Yaz ve kış örneklemeleri iki tekrarlı olarak yapılmıştır. Ortam sıcaklığının artışına bağlı olarak yaz örneklemesinde temin edilen ürünlerin mikrobiyal yükü kış örneklemelerinde temin edilen ürünlerinkine göre daha yüksek bulunmuştur. Tüm örneklerde toplam mezofilik aerobik ve psikrofilik bakteri yükü limit değerlerin altında tespit edilmiştir. Örneklemesi yapılan tüm dondurulmuş ve soğutulmuş ürünlerin koliform bakteri yükü açısından tüketiminin riskli olduğu görülmüştür. Örneklerin Escherichia coli yükü genelde limitin üzerinde tespit edilmiştir. Psikrofilik bakteri, toplam koliform, Escherichia coli, Staphylococcus aureus, Bacillus cereus ve Clostridium perfingens yükleri okyanus lokumu örneklerinde en düşük oranlarda tespit edilirken midye dolma örneklerinde en yüksek oranda bulunmuştur.
Sonuç olarak; çalışmamızda su ürünlerinden imal edilen hazır yemeklerde hijyen eksikliği saptanmıştır. İyi kalitede ham materyal ve katkı maddesi, personel hijyeninin sağlanması, çapraz kontaminasyonun önlenmesi, gıda güvenliği kurallarının su ürünleri işletmelerinde uygulanmasının gerekli olduğu çok açıktır. Satış koşullarının iyileştirilmesi de özellikle su ürünlerinden imal edilmiş hazır soğutulmuş yemeklerde çok önemlidir.
Determination of the Risky Microorganisms in Ready-to-Eat Seafood Selling in İstanbul Market
In recent years, an a result of the increase of world population, developement of food technologies and demand for nutritious foods ready-to-eat foods became popular all over the world. Since they are healthy and tastefull ready-to-eat seafoods are the important part of this demand. However, it is well known that seafoods are more sensitive and perishable than other foods and more attention must be paid for ready-to-eat seafood process. In addition to spoilage microrganisms seafood comprises several different human pathogens. Thus food safety for ready-to-eat seafood is more important.

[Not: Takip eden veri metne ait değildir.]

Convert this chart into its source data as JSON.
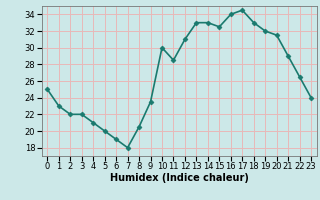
{
  "x": [
    0,
    1,
    2,
    3,
    4,
    5,
    6,
    7,
    8,
    9,
    10,
    11,
    12,
    13,
    14,
    15,
    16,
    17,
    18,
    19,
    20,
    21,
    22,
    23
  ],
  "y": [
    25,
    23,
    22,
    22,
    21,
    20,
    19,
    18,
    20.5,
    23.5,
    30,
    28.5,
    31,
    33,
    33,
    32.5,
    34,
    34.5,
    33,
    32,
    31.5,
    29,
    26.5,
    24
  ],
  "line_color": "#1a7a6e",
  "marker": "D",
  "marker_size": 2.5,
  "bg_color": "#cce8e8",
  "grid_color": "#e8b8b8",
  "xlabel": "Humidex (Indice chaleur)",
  "ylim": [
    17,
    35
  ],
  "xlim": [
    -0.5,
    23.5
  ],
  "yticks": [
    18,
    20,
    22,
    24,
    26,
    28,
    30,
    32,
    34
  ],
  "xtick_labels": [
    "0",
    "1",
    "2",
    "3",
    "4",
    "5",
    "6",
    "7",
    "8",
    "9",
    "10",
    "11",
    "12",
    "13",
    "14",
    "15",
    "16",
    "17",
    "18",
    "19",
    "20",
    "21",
    "22",
    "23"
  ],
  "linewidth": 1.2,
  "tick_fontsize": 6.0,
  "xlabel_fontsize": 7.0
}
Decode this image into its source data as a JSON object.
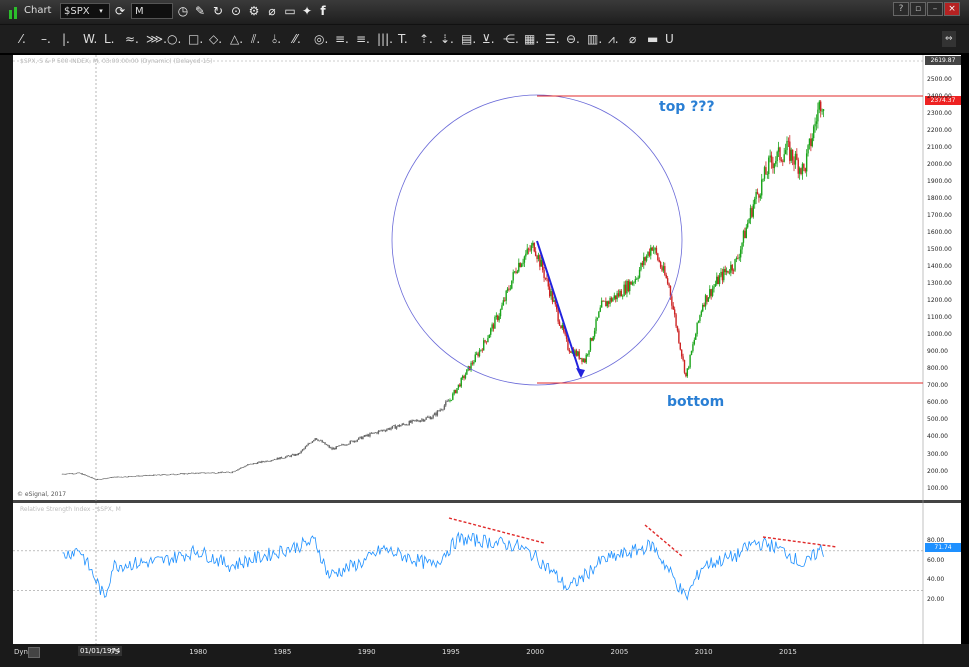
{
  "titlebar": {
    "app_title": "Chart",
    "symbol": "$SPX",
    "interval": "M"
  },
  "toolbar": {
    "tools": [
      "⁄.",
      "–.",
      "|.",
      "W.",
      "L.",
      "≈.",
      "⋙.",
      "○.",
      "□.",
      "◇.",
      "△.",
      "⫽.",
      "⫰.",
      "⁄⁄.",
      "◎.",
      "≡.",
      "≡.",
      "|||.",
      "T.",
      "⇡.",
      "⇣.",
      "▤.",
      "⊻.",
      "⋲.",
      "▦.",
      "☰.",
      "⊖.",
      "▥.",
      "⩘.",
      "⌀",
      "▬",
      "U"
    ],
    "right_btn": "⇔"
  },
  "chart": {
    "header_text": "$SPX, S & P 500 INDEX, M, 03:00:00:00 (Dynamic) (Delayed 15)",
    "copyright": "© eSignal, 2017",
    "rsi_header": "Relative Strength Index - $SPX, M",
    "last_price": "2374.37",
    "high_label": "2619.87",
    "rsi_value": "71.74",
    "top_annotation": "top ???",
    "bottom_annotation": "bottom",
    "date_box": "01/01/1974",
    "dyn_label": "Dyn",
    "y_ticks": [
      "2500.00",
      "2400.00",
      "2300.00",
      "2200.00",
      "2100.00",
      "2000.00",
      "1900.00",
      "1800.00",
      "1700.00",
      "1600.00",
      "1500.00",
      "1400.00",
      "1300.00",
      "1200.00",
      "1100.00",
      "1000.00",
      "900.00",
      "800.00",
      "700.00",
      "600.00",
      "500.00",
      "400.00",
      "300.00",
      "200.00",
      "100.00"
    ],
    "rsi_ticks": [
      "80.00",
      "60.00",
      "40.00",
      "20.00"
    ],
    "x_ticks": [
      "75",
      "1980",
      "1985",
      "1990",
      "1995",
      "2000",
      "2005",
      "2010",
      "2015"
    ]
  },
  "colors": {
    "price_up": "#1aa31a",
    "price_down": "#cc2222",
    "rsi_line": "#1e90ff",
    "circle": "#6a6ad8",
    "arrow": "#2222dd",
    "level_line": "#e02a2a",
    "annotation": "#2a7fd4"
  }
}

In this study it was aimed to determine the presence and levels of microorganisms causing food poisining in widely consumed frozen and chilled ready-to-eat seafood. Two types of frozen seafoods (fish balls and surimi based mediterrenean delight) from seven branches of four different supermarket chains and three types of chilled seafoods (seafood salad, stuffed calamari, stuffed mussel) from twelwe different retail market have been obtained during 2007-2008. Duplicate sampling has been carried out both in winter and in summer.
It has been determined that microbial levels of the summer samples are higher than the winter samples due to the ambient temperature. Total viable count and total psychrophilic aerobic bacteria counts of all samples were below the limit values. It has been found risky to consume all frozen and chilled seafood due to the coliform bacteria. In general Escherichia coli levels of the samples are over the limits. It has been determined that total psychrophilic bacteria, total coliform, Escherichia coli, Staphylococcus aureus, Bacillus cereus, and Clostridium perfingens levels in Mediterranean delight samples are lower than others but all these bacteria were higher in stuffed mussels.
In conclusion, a lack of hygiene at the production stage of ready-to-eat seafood has been seen in this study. It is clear that it is essential to use high quality raw material and ingredients, to provide personel hygiene, to prevent cross-contamination, to maintain food safety rules in the seafood processing establishments. Improving the selling conditions is also very important especially for the quality of chilled ready-to-eat seafood.